Background: The effect of chronic use of renin-angiotensin-aldosterone system (RAAS) inhibitors on the severity of COVID-19 infection is still unclear in patients with hypertension. We aimed to investigate the association between chronic use of angiotensin-converting enzyme inhibitors (ACEIs) or angiotensin II receptor blockers (ARBs) and COVID-19-related outcomes in hypertensive patients.
Methods: A single-center study was conducted on 133 consecutive hypertensive subjects presenting to the emergency department with acute respiratory symptoms and/or fever who were diagnosed with COVID-19 infection between 9 and 31 March 2020.
Results: All patients were grouped according to their chronic antihypertensive medications (ACEIs, N = 40; ARBs, N = 42; not on RAAS inhibitors, N = 51). There was no statistical difference between ACEIs and ARBs groups in terms of hospital admission rate, oxygen therapy, and need for noninvasive ventilation. Patients chronically treated with RAAS inhibitors showed a significantly lower rate of admission to semi-intensive/intensive care units, when compared with the non-RAAS population (odds ratio (OR) 0.25, confidence interval (CI) 95% 0.09-0.66, P = 0.006). Similarly, the risk of mortality was lower in the former group, although not reaching statistical significance (OR 0.56, CI 95% 0.17-1.83, P = 0.341).

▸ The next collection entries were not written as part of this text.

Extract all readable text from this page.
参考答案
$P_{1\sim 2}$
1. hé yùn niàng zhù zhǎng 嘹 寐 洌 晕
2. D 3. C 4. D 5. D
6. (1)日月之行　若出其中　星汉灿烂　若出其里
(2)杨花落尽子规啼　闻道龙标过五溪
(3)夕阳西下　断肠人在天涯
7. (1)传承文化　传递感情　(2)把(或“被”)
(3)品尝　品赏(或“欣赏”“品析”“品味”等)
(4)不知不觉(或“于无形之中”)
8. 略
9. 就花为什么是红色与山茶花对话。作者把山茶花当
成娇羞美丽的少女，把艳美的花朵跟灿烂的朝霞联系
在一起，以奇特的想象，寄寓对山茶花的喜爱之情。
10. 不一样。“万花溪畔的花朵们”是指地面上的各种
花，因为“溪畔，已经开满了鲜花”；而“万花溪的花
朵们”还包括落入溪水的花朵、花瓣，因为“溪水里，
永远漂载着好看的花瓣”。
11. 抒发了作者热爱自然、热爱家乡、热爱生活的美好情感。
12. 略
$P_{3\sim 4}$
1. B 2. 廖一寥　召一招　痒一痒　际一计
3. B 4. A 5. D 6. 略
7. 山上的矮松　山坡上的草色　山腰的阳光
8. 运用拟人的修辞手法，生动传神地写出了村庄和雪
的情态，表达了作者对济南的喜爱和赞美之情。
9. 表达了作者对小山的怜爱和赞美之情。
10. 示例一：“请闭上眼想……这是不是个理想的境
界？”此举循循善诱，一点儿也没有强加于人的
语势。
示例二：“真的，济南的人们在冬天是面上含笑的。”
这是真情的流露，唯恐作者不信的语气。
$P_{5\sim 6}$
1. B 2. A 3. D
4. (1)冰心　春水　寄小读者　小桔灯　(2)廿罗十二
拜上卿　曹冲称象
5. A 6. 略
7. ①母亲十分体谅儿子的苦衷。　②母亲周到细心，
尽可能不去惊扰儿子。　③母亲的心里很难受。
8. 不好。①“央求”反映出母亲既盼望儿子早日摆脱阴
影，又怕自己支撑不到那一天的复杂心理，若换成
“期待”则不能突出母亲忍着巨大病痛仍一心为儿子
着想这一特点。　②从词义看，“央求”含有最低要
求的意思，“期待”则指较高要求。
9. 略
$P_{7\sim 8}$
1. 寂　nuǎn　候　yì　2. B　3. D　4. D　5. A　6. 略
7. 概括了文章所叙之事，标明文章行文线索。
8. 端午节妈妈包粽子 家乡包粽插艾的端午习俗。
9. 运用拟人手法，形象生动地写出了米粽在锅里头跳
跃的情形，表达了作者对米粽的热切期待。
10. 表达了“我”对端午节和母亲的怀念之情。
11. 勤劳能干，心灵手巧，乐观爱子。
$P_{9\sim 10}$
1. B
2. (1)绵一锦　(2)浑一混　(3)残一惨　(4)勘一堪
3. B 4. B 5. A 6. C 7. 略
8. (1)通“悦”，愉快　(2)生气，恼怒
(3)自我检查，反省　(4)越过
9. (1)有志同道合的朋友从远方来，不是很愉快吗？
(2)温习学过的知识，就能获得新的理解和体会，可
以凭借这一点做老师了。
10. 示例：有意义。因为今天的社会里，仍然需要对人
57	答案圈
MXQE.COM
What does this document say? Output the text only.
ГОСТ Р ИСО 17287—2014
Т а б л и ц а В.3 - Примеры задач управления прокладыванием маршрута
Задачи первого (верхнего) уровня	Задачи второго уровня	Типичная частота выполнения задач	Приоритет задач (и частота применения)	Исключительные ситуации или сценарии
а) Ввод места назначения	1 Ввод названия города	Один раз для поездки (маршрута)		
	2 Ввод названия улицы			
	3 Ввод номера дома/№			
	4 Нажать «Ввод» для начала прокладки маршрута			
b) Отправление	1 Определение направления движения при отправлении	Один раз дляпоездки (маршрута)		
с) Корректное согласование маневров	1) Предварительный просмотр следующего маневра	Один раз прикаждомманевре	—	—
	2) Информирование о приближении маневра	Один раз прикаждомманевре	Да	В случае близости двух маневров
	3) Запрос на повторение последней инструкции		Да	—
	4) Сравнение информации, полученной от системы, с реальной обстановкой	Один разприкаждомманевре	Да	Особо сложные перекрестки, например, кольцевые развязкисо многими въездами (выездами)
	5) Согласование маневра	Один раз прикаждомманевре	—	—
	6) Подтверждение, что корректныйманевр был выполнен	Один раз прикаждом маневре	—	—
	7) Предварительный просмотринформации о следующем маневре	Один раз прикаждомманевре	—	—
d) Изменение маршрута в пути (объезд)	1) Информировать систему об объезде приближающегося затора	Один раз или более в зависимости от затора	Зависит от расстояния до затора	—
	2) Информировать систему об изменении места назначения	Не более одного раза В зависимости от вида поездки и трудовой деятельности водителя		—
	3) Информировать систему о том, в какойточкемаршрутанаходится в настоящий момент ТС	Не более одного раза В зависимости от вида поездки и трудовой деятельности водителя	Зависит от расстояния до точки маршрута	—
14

Conclusions: Our data suggest that chronic use of RAAS inhibitors does not negatively affect clinical course of COVID-19 in hypertensive patients. Further studies are needed to confirm this finding and determine whether RAAS inhibitors may have a protective effect on COVID-19-related morbidity and mortality.
Keywords: ACEIs/ARBs; COVID-19 infection; SARS-COV-2; blood pressure; hypertension; hypertensive patients; mortality.